‘Twas on this evening twenty-five years ago that I held a Christmas Graduation Ball at my parents’ home to celebrate my early graduation from Brandeis University. (Wanting out as soon as possible, I had taken a few summer courses that enabled me to finish off my college career in December of 1996 rather than May of 1997.) I was looking ahead to several months of freedom while my contemporaries drudged through their last semester, and planned to travel the world in The Royal Rainbow World Tour, which actually happened, even if the tour itself was largely delusional.

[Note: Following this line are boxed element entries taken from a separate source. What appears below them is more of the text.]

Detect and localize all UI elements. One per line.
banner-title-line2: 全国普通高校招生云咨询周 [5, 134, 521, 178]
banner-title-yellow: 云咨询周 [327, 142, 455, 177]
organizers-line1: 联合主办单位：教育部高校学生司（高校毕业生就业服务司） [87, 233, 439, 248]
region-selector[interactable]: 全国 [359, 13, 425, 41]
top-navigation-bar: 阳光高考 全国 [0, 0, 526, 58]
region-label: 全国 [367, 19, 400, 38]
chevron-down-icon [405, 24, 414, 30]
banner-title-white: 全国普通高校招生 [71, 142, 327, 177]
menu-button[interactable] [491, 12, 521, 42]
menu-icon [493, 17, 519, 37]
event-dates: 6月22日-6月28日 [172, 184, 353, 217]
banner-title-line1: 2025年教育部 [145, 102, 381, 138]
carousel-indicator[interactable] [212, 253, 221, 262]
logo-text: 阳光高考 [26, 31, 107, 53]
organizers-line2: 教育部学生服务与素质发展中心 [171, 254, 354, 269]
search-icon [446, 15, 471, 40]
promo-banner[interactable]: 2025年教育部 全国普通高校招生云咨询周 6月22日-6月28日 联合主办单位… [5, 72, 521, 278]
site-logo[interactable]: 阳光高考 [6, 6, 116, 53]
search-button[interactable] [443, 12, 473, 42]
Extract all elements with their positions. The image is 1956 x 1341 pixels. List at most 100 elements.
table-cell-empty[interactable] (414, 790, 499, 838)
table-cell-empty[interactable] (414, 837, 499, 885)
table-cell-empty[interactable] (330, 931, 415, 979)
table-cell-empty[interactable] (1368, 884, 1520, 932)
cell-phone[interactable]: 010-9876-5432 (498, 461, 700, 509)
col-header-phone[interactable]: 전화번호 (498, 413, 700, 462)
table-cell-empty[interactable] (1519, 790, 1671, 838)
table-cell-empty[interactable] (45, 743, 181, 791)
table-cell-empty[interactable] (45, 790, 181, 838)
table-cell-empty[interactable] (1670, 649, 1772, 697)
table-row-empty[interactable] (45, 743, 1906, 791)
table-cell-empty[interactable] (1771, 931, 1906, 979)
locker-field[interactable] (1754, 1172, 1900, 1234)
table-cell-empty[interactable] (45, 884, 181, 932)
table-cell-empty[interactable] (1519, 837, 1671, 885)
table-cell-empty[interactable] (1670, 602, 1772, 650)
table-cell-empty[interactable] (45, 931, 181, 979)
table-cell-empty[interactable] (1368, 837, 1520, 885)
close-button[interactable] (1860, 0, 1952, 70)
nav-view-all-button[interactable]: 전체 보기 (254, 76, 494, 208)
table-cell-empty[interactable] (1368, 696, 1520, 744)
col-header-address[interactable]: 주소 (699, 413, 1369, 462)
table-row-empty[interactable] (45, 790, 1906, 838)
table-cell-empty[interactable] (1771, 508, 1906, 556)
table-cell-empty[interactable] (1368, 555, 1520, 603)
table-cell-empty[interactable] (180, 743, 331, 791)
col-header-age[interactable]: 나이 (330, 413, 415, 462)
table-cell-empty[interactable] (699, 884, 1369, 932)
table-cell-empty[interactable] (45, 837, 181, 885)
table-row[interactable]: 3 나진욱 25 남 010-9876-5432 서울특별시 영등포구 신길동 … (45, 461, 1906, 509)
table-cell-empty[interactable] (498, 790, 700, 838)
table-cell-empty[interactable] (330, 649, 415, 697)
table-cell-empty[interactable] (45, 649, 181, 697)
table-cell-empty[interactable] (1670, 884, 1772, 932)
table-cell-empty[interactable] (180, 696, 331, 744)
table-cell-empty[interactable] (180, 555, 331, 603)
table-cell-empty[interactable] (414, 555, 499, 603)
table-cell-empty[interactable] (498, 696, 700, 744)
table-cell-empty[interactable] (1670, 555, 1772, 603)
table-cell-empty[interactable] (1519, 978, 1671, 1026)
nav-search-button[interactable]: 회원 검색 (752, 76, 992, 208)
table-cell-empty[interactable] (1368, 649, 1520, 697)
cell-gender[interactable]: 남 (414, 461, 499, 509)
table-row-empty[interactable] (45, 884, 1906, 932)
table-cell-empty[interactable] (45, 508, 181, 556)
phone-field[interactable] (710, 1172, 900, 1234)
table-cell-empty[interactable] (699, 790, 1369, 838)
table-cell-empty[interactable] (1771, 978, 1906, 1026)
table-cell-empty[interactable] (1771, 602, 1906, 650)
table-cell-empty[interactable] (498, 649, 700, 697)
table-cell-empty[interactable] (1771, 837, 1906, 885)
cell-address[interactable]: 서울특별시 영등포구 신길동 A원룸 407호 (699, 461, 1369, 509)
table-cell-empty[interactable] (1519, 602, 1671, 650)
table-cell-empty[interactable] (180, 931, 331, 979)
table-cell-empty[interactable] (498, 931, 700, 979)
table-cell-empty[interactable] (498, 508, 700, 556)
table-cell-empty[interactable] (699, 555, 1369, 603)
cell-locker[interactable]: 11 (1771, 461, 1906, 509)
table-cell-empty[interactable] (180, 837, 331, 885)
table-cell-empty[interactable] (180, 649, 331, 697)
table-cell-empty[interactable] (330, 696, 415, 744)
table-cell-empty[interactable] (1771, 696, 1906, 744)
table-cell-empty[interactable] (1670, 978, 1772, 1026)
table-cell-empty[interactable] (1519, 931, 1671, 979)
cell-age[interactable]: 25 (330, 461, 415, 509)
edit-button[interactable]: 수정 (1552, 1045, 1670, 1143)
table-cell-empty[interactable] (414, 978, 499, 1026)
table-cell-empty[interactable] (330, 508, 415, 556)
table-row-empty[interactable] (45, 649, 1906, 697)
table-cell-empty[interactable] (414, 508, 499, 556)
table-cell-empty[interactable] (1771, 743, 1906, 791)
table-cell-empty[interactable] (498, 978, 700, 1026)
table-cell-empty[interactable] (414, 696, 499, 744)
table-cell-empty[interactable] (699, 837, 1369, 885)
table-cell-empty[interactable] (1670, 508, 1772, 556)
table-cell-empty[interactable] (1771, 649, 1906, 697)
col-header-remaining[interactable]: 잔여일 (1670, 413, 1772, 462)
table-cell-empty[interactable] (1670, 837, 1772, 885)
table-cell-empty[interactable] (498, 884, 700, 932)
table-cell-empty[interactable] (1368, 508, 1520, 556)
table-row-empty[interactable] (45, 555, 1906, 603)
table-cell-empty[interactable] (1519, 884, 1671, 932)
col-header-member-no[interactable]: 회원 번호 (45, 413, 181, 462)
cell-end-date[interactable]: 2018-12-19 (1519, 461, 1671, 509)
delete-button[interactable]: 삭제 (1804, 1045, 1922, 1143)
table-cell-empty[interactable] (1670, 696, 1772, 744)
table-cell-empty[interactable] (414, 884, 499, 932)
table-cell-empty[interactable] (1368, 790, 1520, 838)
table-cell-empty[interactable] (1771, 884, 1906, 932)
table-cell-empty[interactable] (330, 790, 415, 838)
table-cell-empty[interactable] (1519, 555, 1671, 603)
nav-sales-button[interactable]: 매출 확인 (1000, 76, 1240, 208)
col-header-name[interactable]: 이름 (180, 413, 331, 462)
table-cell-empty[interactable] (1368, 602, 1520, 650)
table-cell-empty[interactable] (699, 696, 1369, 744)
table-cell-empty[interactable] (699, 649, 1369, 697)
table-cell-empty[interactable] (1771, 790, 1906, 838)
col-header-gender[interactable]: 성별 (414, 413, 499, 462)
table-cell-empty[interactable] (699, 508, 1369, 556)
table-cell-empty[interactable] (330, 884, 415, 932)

The evening was magical, even if the lead-up was worrisome. On the 22nd, I’d come down with a flu-like sickness that landed me in my childhood bed through the next day, and for the first time in a long period of throwing parties it was a serious possibility that I’d miss out on this most important one. I was too sick to move until about three hours before the party was scheduled to begin, and then, as if by magic and sheer force of will, I got up, felt fine, took a shower, donned a tuxedo, and headed downstairs to greet the guests.
It was a glorious party, filled with my favorite people decked out in festive and fine fashion, though the freedom from so many years of schooling and education would take a few more months for me to feel. Years of habit didn’t die out so easily, and the unease of every fall still rocks me though it’s been twenty five years to accustom myself to not having it be so. Back then, at the start of young adulthood, finally done with my finite stint in college, I let loose and enjoyed the moment. I couldn’t see what was ahead – I couldn’t even envision what I wanted to see – and all the not-knowing may have saved me. In certain extreme situations, ignorance can be bliss.
Christmas is a strange time to begin a new stage of life, coming too conveniently near the end of the year and the start time of so many other resolutions, most of which come to no fruition. The giddiness which I felt at that Christmas Graduation Ball, bound up in a checkered bow tie and matching cummerbund, with a calla lily in my pocket, proved an auspicious springboard for my launch into the world of adulthood. It was a launch based on sparkle and whimsy, a life planned through dreamy delusions, and a graduation from the protected worries of school to the unprotected worries of adult living.